Genetic divergence in transcriptional regulators of defense metabolism: insight into plant domestication and improvement

Key Message A number of mutational changes in transcriptional regulators of defense metabolism have occurred during plant domestication and improvement. Plant domestication and improvement entail genetic changes that underlie divergence in development and metabolism, providing a tremendous model of biological evolution. Plant metabolism produces numerous specialized alkaloids, terpenoids, phenolics, and cyanogenic glucosides with indispensable roles in defense against herbivory and microbial infection. Many compounds toxic or deterrent to predators have been eliminated through domestication and breeding. Series of genes involved in defense metabolism are coordinately regulated by transcription factors that specifically recognize cis-regulatory elements in promoter regions of downstream target genes.
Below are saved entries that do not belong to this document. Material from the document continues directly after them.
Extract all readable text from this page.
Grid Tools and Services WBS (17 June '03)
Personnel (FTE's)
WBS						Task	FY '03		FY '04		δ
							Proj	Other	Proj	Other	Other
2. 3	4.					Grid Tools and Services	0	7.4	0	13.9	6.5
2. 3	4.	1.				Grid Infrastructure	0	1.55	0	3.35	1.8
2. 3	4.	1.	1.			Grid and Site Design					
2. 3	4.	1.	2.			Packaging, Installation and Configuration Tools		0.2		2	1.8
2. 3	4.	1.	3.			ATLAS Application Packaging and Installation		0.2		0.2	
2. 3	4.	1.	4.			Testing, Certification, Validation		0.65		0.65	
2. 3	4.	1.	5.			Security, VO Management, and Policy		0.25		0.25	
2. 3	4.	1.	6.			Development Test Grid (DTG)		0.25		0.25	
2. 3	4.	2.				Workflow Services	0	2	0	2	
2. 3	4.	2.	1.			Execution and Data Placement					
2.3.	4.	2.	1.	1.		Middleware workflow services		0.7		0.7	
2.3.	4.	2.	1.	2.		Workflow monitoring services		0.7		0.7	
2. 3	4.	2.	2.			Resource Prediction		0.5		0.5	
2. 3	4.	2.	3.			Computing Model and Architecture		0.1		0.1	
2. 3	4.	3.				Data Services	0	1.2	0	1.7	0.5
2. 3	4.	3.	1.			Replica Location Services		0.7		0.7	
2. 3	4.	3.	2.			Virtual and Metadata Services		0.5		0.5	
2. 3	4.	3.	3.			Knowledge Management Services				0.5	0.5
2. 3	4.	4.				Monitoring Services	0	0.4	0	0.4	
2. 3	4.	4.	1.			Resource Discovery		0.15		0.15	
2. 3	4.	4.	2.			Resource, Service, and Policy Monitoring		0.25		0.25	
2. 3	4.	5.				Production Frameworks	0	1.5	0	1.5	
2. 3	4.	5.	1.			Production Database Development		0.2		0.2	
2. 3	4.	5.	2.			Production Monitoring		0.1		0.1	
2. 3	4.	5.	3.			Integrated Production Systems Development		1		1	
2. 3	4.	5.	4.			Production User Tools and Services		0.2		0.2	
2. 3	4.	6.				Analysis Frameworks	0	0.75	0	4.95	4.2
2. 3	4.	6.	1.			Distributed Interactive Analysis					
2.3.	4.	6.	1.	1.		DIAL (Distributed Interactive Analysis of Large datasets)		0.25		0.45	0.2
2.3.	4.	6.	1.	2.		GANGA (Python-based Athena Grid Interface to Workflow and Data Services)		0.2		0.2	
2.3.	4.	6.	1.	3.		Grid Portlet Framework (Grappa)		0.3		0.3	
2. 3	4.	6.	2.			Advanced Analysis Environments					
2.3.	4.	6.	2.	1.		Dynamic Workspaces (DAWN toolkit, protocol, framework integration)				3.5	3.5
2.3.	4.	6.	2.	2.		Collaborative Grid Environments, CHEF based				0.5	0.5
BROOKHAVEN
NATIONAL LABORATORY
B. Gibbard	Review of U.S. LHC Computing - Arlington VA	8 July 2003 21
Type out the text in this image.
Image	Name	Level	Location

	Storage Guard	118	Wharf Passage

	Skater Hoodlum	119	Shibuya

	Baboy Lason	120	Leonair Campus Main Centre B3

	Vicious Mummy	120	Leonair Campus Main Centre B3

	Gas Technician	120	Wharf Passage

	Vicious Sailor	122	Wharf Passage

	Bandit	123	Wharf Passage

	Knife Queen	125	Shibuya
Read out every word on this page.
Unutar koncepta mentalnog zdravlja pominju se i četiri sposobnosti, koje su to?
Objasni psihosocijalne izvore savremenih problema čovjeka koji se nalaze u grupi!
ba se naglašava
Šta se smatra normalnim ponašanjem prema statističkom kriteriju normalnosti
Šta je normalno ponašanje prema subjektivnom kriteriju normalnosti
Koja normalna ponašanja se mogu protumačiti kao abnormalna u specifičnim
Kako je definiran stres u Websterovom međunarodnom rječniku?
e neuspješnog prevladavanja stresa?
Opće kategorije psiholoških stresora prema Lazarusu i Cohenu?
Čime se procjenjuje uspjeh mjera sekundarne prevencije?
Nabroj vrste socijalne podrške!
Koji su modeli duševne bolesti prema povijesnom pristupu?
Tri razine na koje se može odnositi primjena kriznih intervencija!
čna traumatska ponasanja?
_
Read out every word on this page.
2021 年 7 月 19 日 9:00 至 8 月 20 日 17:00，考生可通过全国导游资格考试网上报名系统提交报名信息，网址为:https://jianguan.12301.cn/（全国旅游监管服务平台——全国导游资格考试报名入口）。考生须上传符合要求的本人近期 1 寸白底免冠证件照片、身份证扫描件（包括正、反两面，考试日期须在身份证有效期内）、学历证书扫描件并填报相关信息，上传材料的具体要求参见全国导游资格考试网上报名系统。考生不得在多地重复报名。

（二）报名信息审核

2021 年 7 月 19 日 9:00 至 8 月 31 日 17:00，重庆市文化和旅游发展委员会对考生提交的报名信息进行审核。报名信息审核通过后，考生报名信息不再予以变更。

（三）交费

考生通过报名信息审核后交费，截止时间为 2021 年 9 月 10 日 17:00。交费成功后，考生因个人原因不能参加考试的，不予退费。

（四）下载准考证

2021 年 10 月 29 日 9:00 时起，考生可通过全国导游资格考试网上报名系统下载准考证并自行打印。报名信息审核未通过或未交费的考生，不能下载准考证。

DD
Recent developments in DNA sequencing technologies and genomic approaches have facilitated studies of the metabolic and genetic changes in chemical defense that have occurred via human-mediated selection, many of which result from mutations in transcriptional regulators of defense metabolism. In this article, we review such examples in almond (Prunus dulcis), cucumber (Cucumis sativus), pepper (Capsicum spp.), potato (Solanum tuberosum), quinoa (Chenopodium quinoa), sorghum (Sorghum bicolor), and related species and discuss insights into the evolution and regulation of metabolic pathways for specialized defense compounds.

Automated summary

Plant domestication and improvement have led to mutational changes in transcriptional regulators of defense metabolism. Specialized compounds like alkaloids and terpenoids play essential roles in plant defense against herbivores and microbes. Transcription factors coordinately regulate defense metabolism genes by recognizing cis-regulatory elements in the promoter regions of target genes.